Extract pointwise log-likelihood from a user defined Stan loglikelihood function

Hi,

How can we extract the point wise log-likelihood for loo package from a user defined log likelihood function in stan. I already can do sampling from my user defined function. If we have written a function for log likelihood and why model output does not save the point wise loglikelihood values?. Can not we save point wise loglikelihood by using target += function_lpdf()? or do we need to write the generated quantities block in out stan model to collect the point wise log likelihood?.

Thanks.

1 Like

The latter. You still need to use generated quantities to save the pointwise contributions to the log likelihood because the target syntax doesn’t result in anything getting saved, it just increments the total log probability computed in the model block.

1 Like

Thanks @jonah . If my function it self calculate the loglikelihood and out put the final answer, how I can save point wise estimates in generated quantiles block. here is my function:

functions{

  real tenismodel_lpdf(matrix dat, vector[] theta, vector[] alpha){

  vector[rows(dat)] prob;
  real  t;
  real  x;
  real out;
  real a;
  real f;
  real w;
  real r;
  real m;
  
    a <- theta[1, 1];
    f <- theta[1, 2];
    w <- alpha[1, 1];
    r <- alpha[1, 2];
    m <- alpha[1, 3];
    
  for (i in 1:rows(dat)){
    
    t <- dat[i, 1];
    x <- dat[i, 2];

    
    if(x == -1){
      
      prob[i] <- f; 
      
    }else if(t == 1){
      
      prob[i] <- a^x * f^(1 - x);

    }else if(fmod(t, 2) == 0){
      
      prob[i] <- ((1- a - f) * (r)^(t/2.0 - 1.0) * (r)^(t/2.0 - 1.0) * (m)^x * (w)^(1-x)); 
    
    }else {
       prob[i] <- ((1- a - f) * (r)^(t/2.0 - 0.5) * (r)^(t/2.0 - 1.5) * (m)^(1 - x) * (w)^x);
    }
  }

  out <- sum(log(prob));
  return out;

 }
}


You would loop over all the observations like in the example here:

But instead of the bernoulli_logit_lpmf function used in that example you would use your log likelihood function

3 Likes

Hi @jonah , I think I fixed the error.
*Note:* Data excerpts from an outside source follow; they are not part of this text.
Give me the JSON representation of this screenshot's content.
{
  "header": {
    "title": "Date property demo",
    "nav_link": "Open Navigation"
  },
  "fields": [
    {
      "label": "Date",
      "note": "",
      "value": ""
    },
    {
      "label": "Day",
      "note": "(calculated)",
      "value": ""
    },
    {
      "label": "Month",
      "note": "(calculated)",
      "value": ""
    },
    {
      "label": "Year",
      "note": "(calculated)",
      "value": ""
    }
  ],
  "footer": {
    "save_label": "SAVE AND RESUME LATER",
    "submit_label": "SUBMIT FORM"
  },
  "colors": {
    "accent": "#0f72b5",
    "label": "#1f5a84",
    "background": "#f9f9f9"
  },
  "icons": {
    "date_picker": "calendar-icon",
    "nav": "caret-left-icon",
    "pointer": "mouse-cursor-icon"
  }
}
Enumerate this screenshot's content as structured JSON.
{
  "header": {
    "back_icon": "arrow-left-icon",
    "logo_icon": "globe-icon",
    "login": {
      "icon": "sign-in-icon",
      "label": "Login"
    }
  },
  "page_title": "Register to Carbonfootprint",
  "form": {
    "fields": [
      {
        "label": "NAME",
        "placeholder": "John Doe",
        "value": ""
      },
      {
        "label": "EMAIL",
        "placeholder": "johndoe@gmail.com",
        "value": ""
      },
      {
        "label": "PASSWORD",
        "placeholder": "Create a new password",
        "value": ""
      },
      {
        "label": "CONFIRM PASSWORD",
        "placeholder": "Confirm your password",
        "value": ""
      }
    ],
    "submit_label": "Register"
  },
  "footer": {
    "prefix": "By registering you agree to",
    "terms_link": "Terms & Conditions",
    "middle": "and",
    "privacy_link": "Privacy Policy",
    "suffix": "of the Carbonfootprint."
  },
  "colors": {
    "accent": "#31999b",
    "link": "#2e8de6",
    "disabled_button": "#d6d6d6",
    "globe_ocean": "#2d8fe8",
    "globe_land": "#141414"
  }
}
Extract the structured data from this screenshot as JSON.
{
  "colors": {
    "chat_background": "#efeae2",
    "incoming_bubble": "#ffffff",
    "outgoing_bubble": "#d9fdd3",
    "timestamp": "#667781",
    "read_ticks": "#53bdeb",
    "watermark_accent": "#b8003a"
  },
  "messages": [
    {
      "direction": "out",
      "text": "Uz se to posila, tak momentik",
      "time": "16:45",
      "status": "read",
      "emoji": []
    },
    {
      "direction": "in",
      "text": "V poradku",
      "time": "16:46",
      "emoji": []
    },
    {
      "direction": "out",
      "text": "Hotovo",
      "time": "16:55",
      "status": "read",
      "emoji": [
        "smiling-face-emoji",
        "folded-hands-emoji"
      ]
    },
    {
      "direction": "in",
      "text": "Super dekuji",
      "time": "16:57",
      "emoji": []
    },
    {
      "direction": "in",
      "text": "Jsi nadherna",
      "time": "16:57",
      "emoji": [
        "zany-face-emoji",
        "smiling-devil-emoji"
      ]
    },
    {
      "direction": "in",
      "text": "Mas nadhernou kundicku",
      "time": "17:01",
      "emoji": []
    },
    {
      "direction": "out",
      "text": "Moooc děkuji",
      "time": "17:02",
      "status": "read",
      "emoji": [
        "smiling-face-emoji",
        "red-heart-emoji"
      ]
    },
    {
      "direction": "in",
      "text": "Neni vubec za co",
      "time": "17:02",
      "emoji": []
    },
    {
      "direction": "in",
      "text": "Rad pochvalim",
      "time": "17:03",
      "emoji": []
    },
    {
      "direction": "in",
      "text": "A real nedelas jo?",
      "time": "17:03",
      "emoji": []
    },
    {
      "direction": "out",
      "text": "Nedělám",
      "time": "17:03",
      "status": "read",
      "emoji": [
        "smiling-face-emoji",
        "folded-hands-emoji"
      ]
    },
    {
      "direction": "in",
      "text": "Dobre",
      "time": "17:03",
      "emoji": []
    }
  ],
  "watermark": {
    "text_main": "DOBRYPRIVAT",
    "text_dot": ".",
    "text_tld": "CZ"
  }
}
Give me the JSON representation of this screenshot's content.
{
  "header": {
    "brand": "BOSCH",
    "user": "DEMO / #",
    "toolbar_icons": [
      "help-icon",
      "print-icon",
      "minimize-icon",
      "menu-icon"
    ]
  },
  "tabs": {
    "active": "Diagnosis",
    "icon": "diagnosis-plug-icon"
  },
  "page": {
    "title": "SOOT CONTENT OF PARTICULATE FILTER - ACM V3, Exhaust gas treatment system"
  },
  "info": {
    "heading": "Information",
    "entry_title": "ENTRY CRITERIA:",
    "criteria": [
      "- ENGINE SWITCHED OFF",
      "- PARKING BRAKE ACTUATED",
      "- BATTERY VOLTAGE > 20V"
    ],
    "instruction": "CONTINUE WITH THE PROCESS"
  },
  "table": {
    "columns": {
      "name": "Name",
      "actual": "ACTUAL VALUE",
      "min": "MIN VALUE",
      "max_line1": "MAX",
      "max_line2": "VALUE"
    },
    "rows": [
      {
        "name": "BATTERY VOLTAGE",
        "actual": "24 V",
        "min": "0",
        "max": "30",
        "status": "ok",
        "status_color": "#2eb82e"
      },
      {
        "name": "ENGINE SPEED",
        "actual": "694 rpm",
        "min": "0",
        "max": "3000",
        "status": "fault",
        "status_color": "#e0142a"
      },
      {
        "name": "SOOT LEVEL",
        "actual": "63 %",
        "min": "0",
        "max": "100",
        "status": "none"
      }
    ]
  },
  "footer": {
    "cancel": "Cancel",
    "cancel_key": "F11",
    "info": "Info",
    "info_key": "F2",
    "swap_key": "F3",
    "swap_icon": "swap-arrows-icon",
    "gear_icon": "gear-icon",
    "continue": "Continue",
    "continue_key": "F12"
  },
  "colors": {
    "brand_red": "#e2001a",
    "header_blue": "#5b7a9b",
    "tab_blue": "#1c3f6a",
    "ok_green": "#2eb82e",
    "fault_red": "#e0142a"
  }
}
Thanks for your help.

1 Like

Hi @jonah I have a small question related to this. When we save point wise likelihood while running our model, does it takes more time than without saving them?. For me it takes long time.

Yeah unfortunately it can take longer because of the extra computations.

1 Like

Hi @jonah ,

Yes, it does. I have around 1 million data, so getting log likelihood at each iteration is computer intensive. I am curious why stan does not output any statistics that we can use for model comparison?. As far as I read we do not have any statistics like WAIC to compare different models.

The loo package, which is part of the Stan project and part of the Stan ecosystem in R, provides this functionality, but in general it is recommended to use PSIS-LOO rather than WAIC for model comparison based on out-of-sample predictive performance.

1 Like

Yes, I read about Loo package. But in-order to use that I need to get the point wise log likelihood. In my problem, this is highly computer intensive. It will take log time to collect point wise log likelihood. Instead of that, do you think we can use “lp__” statistic provide in model fit in rstan output?

No. You need the pointwise log likelihood. Note that if your model block builds the target density by evaluating the log likelihood pointwise, then recomputing the pointwise log likelihood in generated quantities is comparatively a fairly trivial amount of computation assuming it’s coded as efficiently as the model block. In the model block, the log-likelihood needs to be evaluated and autodiffed hundreds of times per iteration. The generated quantities don’t need to be autodiffed and they execute one per iteration rather than every leapfrog step.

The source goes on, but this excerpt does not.